DE L'AIDE POUR UN AMI MAL PRIS, DIT JEAN RIZZUTO

L'homme d'affaires Jean Rizzuto confirme avoir aidé son vieil ami : « Il y avait un millionnaire du hockey d'un côté, et Denis Coderre de l'autre. [...] Quand un ami est mal pris, ça me fait plaisir de l'aider. » M. Rizzuto réitère qu'il n'attendait rien en retour. D'ailleurs, il dit avoir pris ses distances de Montréal depuis que M. Coderre en est le maire. Ainsi, il n'est plus administrateur de Métrocom, qui a un contrat de gestion des espaces commerciaux dans le métro de Montréal. Et il est faux de prétendre que Métrocom est associée au projet immobilier du métro Frontenac, ajoute-t-il.

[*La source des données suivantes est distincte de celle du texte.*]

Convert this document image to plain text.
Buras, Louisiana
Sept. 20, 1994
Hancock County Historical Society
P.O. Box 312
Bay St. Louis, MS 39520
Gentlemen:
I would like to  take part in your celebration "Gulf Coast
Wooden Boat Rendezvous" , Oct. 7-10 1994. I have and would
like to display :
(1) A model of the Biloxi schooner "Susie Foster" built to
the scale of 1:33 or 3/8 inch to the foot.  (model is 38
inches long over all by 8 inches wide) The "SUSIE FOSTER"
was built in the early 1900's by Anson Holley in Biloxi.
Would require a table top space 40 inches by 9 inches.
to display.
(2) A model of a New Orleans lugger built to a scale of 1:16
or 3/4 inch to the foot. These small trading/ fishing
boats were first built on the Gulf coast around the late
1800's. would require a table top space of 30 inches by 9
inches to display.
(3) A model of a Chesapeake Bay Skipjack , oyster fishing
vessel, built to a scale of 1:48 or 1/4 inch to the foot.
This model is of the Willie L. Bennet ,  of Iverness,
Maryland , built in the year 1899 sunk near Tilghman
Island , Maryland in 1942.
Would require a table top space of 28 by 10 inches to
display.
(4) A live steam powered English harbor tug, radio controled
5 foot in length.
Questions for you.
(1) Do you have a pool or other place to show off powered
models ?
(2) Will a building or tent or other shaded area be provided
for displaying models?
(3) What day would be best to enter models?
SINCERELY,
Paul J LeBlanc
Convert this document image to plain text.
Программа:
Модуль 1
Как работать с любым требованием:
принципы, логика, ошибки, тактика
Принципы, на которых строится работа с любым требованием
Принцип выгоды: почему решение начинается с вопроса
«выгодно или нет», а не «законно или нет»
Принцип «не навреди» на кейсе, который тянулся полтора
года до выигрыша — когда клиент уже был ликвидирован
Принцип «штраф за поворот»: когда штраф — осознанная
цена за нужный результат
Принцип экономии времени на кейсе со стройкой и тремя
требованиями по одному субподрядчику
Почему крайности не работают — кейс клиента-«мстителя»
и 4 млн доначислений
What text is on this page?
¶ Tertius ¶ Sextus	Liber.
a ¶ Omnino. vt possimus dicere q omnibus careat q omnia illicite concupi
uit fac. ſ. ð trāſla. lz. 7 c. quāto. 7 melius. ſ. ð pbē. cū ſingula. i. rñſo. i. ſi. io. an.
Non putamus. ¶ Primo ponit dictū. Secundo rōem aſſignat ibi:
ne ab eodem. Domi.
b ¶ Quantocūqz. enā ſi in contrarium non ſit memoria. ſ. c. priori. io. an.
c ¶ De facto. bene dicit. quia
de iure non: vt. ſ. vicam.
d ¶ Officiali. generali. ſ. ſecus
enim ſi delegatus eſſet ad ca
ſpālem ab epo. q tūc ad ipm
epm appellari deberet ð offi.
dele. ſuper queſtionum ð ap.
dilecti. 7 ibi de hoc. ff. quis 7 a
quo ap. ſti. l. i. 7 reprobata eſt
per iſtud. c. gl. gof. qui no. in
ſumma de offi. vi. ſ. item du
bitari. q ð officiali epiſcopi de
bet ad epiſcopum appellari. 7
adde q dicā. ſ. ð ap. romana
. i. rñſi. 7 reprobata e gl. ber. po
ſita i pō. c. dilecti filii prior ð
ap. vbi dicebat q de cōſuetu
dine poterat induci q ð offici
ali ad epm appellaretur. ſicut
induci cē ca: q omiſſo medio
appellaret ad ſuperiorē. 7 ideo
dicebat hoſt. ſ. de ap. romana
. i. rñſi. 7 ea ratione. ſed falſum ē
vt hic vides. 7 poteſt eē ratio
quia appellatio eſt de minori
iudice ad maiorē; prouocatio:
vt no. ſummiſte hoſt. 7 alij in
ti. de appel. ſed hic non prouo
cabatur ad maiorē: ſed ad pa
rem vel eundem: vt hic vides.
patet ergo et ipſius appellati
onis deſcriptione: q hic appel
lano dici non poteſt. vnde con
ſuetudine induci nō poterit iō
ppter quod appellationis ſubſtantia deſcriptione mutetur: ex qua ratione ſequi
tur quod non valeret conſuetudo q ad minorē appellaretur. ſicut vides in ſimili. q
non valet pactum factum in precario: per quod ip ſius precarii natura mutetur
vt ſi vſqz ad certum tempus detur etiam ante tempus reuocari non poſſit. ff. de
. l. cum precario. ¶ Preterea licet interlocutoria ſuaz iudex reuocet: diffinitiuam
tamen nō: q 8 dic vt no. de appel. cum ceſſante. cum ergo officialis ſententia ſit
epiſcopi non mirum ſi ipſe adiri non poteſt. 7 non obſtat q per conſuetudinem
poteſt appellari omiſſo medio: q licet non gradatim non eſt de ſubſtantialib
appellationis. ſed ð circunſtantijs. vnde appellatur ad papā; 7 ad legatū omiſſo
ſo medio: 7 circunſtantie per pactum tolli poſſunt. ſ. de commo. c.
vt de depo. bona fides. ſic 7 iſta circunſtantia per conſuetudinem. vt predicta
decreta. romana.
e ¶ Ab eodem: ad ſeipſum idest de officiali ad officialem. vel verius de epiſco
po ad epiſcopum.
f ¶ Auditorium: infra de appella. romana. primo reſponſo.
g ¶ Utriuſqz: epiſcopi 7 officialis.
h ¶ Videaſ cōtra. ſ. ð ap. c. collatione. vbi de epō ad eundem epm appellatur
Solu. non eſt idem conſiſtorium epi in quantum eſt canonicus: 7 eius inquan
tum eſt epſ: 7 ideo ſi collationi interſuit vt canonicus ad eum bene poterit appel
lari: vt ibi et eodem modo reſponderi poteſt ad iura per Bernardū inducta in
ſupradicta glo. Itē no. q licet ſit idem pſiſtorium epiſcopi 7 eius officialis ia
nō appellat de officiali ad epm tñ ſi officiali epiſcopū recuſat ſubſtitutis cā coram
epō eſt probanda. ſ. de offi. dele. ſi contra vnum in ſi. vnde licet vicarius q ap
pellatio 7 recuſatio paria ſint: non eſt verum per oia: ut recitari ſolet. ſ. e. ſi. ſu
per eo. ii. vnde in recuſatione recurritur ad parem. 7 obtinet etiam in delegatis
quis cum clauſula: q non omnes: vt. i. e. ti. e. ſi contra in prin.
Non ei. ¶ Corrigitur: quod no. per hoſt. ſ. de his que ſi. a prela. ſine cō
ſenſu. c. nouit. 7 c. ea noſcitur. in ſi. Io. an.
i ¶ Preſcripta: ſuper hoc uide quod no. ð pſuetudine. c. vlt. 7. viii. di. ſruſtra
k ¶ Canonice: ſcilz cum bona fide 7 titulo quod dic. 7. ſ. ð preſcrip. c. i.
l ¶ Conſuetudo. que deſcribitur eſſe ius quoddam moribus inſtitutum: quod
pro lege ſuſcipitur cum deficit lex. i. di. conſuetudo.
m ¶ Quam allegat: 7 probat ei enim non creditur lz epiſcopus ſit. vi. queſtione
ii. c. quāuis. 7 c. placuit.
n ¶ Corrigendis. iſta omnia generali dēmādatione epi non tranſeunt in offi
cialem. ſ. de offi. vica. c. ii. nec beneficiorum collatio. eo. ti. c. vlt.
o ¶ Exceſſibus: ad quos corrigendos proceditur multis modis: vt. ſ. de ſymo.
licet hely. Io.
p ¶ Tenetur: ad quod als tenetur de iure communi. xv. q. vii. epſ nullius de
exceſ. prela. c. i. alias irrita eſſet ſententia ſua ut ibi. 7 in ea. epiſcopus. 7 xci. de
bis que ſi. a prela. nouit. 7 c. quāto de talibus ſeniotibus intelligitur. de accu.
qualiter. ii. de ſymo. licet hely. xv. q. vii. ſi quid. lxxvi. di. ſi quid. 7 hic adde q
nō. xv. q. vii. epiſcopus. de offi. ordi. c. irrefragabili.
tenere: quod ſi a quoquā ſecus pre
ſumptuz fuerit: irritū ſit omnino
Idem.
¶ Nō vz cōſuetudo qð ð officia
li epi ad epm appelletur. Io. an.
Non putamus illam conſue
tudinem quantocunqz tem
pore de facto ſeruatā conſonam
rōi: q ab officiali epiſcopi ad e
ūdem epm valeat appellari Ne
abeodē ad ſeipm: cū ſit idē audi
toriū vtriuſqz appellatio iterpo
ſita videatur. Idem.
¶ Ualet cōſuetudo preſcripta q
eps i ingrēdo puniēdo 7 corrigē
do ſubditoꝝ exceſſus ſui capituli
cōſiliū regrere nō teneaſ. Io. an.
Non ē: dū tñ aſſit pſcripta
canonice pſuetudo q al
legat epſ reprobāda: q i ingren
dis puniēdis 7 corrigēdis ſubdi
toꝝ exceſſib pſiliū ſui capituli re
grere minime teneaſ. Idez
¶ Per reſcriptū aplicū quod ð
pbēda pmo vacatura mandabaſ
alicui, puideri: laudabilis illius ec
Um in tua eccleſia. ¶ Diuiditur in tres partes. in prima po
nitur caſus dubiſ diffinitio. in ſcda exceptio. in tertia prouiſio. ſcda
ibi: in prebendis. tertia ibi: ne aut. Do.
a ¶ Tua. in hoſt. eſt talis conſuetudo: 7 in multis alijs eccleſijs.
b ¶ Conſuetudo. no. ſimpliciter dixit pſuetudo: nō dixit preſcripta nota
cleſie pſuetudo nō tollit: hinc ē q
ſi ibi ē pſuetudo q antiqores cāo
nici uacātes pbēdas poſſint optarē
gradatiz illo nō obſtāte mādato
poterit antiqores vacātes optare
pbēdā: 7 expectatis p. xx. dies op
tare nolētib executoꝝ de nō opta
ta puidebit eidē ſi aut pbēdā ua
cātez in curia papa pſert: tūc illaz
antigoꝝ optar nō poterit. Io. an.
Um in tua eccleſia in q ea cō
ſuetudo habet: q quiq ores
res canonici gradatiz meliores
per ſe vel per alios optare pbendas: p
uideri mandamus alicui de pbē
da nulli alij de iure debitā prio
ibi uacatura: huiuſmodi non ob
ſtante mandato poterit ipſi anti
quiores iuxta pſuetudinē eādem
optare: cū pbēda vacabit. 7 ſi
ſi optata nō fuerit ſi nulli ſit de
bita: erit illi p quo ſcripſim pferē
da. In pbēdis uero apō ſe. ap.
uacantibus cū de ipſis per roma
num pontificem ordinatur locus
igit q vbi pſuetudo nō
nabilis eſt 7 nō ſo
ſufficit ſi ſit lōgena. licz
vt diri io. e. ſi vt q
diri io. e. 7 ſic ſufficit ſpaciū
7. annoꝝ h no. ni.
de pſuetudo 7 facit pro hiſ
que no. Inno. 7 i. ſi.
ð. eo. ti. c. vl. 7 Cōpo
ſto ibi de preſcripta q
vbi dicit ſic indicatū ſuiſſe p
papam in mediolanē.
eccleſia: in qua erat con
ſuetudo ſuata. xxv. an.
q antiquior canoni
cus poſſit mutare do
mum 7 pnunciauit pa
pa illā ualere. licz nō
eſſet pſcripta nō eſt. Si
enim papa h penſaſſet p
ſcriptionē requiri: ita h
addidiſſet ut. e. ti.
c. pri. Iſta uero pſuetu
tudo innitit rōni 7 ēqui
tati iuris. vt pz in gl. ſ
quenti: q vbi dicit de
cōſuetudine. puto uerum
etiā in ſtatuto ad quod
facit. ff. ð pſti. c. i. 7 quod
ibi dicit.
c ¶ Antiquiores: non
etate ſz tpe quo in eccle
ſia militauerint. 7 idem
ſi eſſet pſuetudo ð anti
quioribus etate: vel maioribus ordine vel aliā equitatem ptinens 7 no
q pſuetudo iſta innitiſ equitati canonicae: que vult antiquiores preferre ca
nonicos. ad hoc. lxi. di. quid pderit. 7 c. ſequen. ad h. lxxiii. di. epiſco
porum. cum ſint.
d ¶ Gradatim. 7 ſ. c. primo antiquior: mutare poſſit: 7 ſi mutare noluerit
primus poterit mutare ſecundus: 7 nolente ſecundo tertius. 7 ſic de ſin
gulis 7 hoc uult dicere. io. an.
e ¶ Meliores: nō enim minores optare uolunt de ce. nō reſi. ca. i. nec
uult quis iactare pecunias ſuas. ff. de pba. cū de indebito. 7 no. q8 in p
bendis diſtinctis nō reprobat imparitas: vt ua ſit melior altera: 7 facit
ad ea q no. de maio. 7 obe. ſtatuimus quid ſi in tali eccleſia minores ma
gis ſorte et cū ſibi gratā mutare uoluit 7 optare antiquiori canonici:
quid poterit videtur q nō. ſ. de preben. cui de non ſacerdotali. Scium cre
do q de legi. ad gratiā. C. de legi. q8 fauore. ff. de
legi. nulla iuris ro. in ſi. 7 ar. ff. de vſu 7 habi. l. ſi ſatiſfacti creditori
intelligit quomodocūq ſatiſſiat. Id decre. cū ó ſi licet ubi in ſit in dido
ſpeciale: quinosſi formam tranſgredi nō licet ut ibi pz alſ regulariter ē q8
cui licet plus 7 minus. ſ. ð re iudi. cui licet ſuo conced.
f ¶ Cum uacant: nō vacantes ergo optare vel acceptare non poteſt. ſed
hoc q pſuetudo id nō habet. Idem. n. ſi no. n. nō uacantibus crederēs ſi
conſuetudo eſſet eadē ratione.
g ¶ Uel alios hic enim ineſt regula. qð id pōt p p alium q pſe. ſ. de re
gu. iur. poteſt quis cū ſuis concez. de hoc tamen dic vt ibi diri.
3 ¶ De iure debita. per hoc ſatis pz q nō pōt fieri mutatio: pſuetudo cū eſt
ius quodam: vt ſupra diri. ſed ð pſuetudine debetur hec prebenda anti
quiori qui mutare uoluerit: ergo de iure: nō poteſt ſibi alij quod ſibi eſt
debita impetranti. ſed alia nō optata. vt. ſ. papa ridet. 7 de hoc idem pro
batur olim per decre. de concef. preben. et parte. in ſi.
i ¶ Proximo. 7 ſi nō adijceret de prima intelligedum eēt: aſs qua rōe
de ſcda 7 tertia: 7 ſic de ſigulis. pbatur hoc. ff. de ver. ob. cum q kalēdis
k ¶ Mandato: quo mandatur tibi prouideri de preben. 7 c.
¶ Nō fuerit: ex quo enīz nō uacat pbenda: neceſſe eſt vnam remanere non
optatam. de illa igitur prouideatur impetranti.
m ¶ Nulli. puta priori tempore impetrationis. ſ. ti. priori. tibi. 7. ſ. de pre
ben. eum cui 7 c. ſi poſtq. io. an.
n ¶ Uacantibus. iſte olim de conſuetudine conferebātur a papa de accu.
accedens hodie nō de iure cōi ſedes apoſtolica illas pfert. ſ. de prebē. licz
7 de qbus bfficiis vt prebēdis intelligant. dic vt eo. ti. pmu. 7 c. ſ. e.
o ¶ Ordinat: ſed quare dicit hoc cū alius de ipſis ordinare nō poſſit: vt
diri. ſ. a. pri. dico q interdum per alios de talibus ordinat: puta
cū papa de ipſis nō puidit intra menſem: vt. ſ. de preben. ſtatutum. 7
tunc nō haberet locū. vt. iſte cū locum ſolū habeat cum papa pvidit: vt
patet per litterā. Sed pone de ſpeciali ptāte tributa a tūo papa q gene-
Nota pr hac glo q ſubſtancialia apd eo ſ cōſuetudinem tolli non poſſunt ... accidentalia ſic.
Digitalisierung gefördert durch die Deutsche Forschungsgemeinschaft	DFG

TENTATIVE DE DÉSTABILISATION ?

Au-delà de la controverse, Denis Coderre se questionne sur la source de ces révélations, y voyant une tentative pour faire dérailler ses efforts pour enrayer la collusion à Montréal, a-t-il évoqué. « Peut-être des gens voient qu'on fait tellement du bon travail qu'ils ont intérêt à nous déstabiliser », a-t-il déploré. En entrevue lundi matin avec l'animateur Paul Arcand, au 98,5FM, le maire a trouvé « troublant » que des journalistes aient eu vent de ce chèque. « Comment ça qu'ils ont ça entre les mains ? » Selon lui, le dossier aurait dû rester privé. « C'est quelqu'un qui paie des frais d'avocats, pas quelqu'un qui bénéficie d'un contrat. C'est quelqu'un qui fait un chèque, c'est d'intérêt privé. »

L'ORIGINE : L'AFFAIRE DOAN

Cette controverse découle de la saga judiciaire qui avait opposé Denis Coderre au joueur de hockey Shane Doan. Lors d'une partie en 2005, ce dernier aurait contesté le travail de quatre arbitres francophones en utilisant les mots « fucking frogs ». Alors député fédéral, Denis Coderre avait remis en question la place du hockeyeur au sein de l'équipe canadienne lors des JO de 2006. Les deux s'étaient poursuivis en diffamation, et une entente à l'amiable était intervenue en 2010. S'il n'avait pas encore payé l'ensemble de la note de ses avocats en 2012, c'est en raison du « montant appréciable » que cela représentait, a précisé Denis Coderre. Son avocat dans ce dossier, Me Éric Simard, a été choisi en 2015 par la Ville de Montréal pour la représenter au sein de l'Administration portuaire de Montréal pour un mandat de trois ans.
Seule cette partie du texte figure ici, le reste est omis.